Fault estimation and fault-tolerant control of the FAST NREL 5-MW reference wind turbine using a proportional multi-integral observer

Abstract

A proportional multi-integral (PMI) observer scheme is used to reconstruct actuator and sensor faults in large-scale wind turbines. For the nonlinear full-load region, a PMI observer in Takagi-Sugeno form is used. Two different methods are proposed for the observer design: a Lyapunov-based and a modified linear quadratic regulator approach, where the stability is ensured by a negative derivative of the Lyapunov function candidate. The actuator and sensor faults are directly reconstructed from an augmented state-space vector. The control inputs and measurement signal are then modified with the reconstructed fault signals to achieve fault-tolerant control in the presence of faults with a similar behavior to the fault-free case. It is shown by extensive simulation studies that the PMI observer is able the reconstruct offset and ramp-shaped faults with high accuracy.
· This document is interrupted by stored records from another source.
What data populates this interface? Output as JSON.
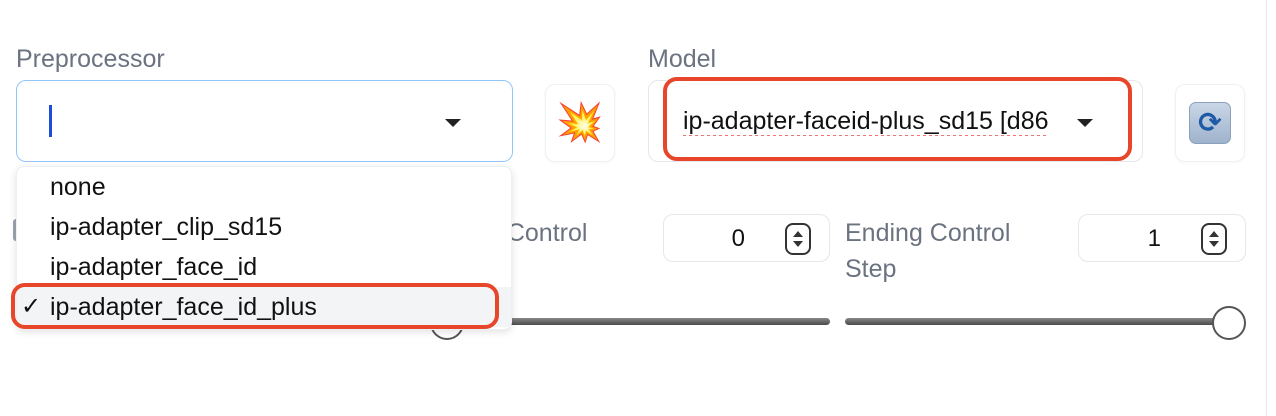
{
  "preprocessor": {
    "label": "Preprocessor",
    "value": "",
    "options": [
      "none",
      "ip-adapter_clip_sd15",
      "ip-adapter_face_id",
      "ip-adapter_face_id_plus"
    ],
    "selected_index": 3,
    "check_mark": "✓"
  },
  "run_preprocessor_button": {
    "icon": "collision-icon",
    "glyph": "💥"
  },
  "model": {
    "label": "Model",
    "value": "ip-adapter-faceid-plus_sd15 [d86"
  },
  "refresh_button": {
    "icon": "refresh-icon",
    "glyph": "⟳"
  },
  "starting_control_step": {
    "label": "g Control",
    "value": "0",
    "level": 0
  },
  "ending_control_step": {
    "label": "Ending Control Step",
    "value": "1",
    "level": 1
  },
  "colors": {
    "highlight": "#e8462a",
    "focus_border": "#93c5fd",
    "caret": "#1d4ed8"
  }
}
The performance of the fault reconstruction and fault-tolerant control scheme based on a 4-degree-of-freedom observer model is tested in simulations by a high-order 24-degree-of-freedom model with the aeroelastic code FAST by the National Renewable Energy Laboratory. The new results are also compared with those of the previously published fault reconstruction scheme using Takagi-Sugeno sliding-mode observers.